The Acadian Renaissance
St. Thomas's Seminary, Memramcook, NB
12.8 x 18 cm
This artefact belongs to : © Musée acadien of the Université de Moncton
Keys to History
Father François-Xavier Lafrance's crowning achievement in the field of education for Acadians was his founding of St. Thomas's Seminary at Memramcook, New Brunswick, in 1854.
The seminary offered a general academic program and served as a high school for boys. About 95 students enrolled in the "little college" every year. The doors of St. Thomas's Seminary were closed in 1862, but the dream of providing higher education to Acadians was not dimmed; two years later St. Joseph's College was inaugurated.
The seminary was known by various names, including "St. Thomas's College" and "St. Thomas's Academy." However, the name "St. Thomas's Seminary" was the one used most often.

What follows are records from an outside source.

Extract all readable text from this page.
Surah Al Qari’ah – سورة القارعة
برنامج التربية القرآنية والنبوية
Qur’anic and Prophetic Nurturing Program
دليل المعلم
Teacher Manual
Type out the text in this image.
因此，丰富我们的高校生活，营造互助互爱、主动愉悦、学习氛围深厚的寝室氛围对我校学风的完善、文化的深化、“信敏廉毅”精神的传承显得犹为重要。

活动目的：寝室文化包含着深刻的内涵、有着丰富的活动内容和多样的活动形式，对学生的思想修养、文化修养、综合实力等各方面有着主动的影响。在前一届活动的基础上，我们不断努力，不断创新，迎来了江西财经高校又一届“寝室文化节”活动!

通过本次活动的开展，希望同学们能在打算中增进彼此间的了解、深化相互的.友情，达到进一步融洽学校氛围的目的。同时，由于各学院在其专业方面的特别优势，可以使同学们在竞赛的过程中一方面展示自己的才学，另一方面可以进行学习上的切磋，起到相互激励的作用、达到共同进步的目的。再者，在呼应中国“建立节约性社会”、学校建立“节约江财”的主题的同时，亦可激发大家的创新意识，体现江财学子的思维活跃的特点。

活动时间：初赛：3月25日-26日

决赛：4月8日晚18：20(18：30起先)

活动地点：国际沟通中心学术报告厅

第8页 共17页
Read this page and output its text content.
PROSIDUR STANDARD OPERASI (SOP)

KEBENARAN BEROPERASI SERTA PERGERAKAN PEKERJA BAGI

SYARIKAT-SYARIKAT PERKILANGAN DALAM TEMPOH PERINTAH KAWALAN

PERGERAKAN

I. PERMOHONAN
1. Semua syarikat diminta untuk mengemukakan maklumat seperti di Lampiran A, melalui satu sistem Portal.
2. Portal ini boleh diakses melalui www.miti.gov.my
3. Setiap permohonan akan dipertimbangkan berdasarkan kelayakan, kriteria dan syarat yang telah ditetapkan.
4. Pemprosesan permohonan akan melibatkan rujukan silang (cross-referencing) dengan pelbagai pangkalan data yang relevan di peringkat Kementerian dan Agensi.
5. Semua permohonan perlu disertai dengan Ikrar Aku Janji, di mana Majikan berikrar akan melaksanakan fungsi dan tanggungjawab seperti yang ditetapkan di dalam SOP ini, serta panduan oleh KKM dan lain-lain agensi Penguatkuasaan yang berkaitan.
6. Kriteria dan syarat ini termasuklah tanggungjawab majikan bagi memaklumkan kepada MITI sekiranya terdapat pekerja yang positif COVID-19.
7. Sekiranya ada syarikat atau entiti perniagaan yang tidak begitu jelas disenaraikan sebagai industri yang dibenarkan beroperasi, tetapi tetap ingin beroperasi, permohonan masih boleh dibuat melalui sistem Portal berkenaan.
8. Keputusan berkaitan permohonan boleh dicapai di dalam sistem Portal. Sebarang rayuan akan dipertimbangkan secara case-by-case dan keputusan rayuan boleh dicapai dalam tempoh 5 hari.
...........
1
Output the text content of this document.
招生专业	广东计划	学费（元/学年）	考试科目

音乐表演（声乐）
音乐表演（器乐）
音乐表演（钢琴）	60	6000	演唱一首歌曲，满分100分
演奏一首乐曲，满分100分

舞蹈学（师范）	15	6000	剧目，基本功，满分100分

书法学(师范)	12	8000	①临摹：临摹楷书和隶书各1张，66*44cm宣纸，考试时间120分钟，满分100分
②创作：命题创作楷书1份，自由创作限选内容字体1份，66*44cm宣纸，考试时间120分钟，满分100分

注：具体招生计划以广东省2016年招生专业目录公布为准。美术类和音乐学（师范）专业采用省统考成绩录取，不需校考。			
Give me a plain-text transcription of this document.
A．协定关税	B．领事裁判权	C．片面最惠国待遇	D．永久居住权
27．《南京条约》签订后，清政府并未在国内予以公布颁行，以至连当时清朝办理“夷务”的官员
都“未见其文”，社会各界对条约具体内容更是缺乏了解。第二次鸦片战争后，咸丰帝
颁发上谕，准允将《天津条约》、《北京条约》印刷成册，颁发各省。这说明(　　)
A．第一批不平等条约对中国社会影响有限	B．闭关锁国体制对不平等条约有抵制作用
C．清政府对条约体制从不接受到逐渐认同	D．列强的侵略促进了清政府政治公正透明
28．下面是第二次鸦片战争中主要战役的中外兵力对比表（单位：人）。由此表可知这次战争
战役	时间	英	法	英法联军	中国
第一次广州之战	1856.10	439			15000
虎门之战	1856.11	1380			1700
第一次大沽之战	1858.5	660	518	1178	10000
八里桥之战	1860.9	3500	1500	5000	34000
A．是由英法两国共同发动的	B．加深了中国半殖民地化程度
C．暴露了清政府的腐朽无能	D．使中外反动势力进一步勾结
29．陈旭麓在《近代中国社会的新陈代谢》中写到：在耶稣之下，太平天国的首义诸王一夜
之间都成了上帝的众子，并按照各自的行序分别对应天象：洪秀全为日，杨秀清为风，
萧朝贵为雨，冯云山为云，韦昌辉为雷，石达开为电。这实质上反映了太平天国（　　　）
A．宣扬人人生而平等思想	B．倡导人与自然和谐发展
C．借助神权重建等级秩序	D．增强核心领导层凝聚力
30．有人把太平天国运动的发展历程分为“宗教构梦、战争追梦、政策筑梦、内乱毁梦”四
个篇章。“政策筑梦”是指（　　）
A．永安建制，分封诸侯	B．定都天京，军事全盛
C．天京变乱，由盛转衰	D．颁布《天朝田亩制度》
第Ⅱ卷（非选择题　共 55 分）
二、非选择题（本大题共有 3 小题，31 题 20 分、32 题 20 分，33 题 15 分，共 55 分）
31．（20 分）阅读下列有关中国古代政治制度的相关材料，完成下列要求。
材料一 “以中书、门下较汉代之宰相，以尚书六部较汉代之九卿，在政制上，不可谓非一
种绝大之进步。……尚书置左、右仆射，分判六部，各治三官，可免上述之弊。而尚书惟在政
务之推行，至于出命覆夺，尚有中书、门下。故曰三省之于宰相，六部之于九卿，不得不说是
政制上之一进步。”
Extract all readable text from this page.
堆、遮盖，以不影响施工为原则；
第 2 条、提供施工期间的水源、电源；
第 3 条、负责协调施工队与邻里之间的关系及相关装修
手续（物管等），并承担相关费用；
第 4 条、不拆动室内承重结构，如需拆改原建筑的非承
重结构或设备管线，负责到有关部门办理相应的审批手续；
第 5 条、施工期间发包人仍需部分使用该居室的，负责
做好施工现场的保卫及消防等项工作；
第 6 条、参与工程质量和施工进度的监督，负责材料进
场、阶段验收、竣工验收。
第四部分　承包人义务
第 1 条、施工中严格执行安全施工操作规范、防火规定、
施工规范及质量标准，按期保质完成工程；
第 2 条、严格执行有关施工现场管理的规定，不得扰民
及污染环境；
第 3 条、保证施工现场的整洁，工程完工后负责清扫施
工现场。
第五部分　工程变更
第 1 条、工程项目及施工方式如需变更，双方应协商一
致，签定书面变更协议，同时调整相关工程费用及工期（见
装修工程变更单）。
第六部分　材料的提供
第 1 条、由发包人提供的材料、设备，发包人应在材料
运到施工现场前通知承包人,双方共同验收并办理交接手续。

This is a photograph of a drawing of St. Thomas's Seminary, about 1880.
In about 1880, the Petites Soeurs de la Sainte Famille established a convent in the building originally used as St. Thomas's Seminary.
The photograph of the drawing was made in about 1990.
Many priests were trained at St. Thomas's Seminary, some of whom, including François-Xavier Cormier (1856 -1906), were to play a central role in the Acadian Renaissance.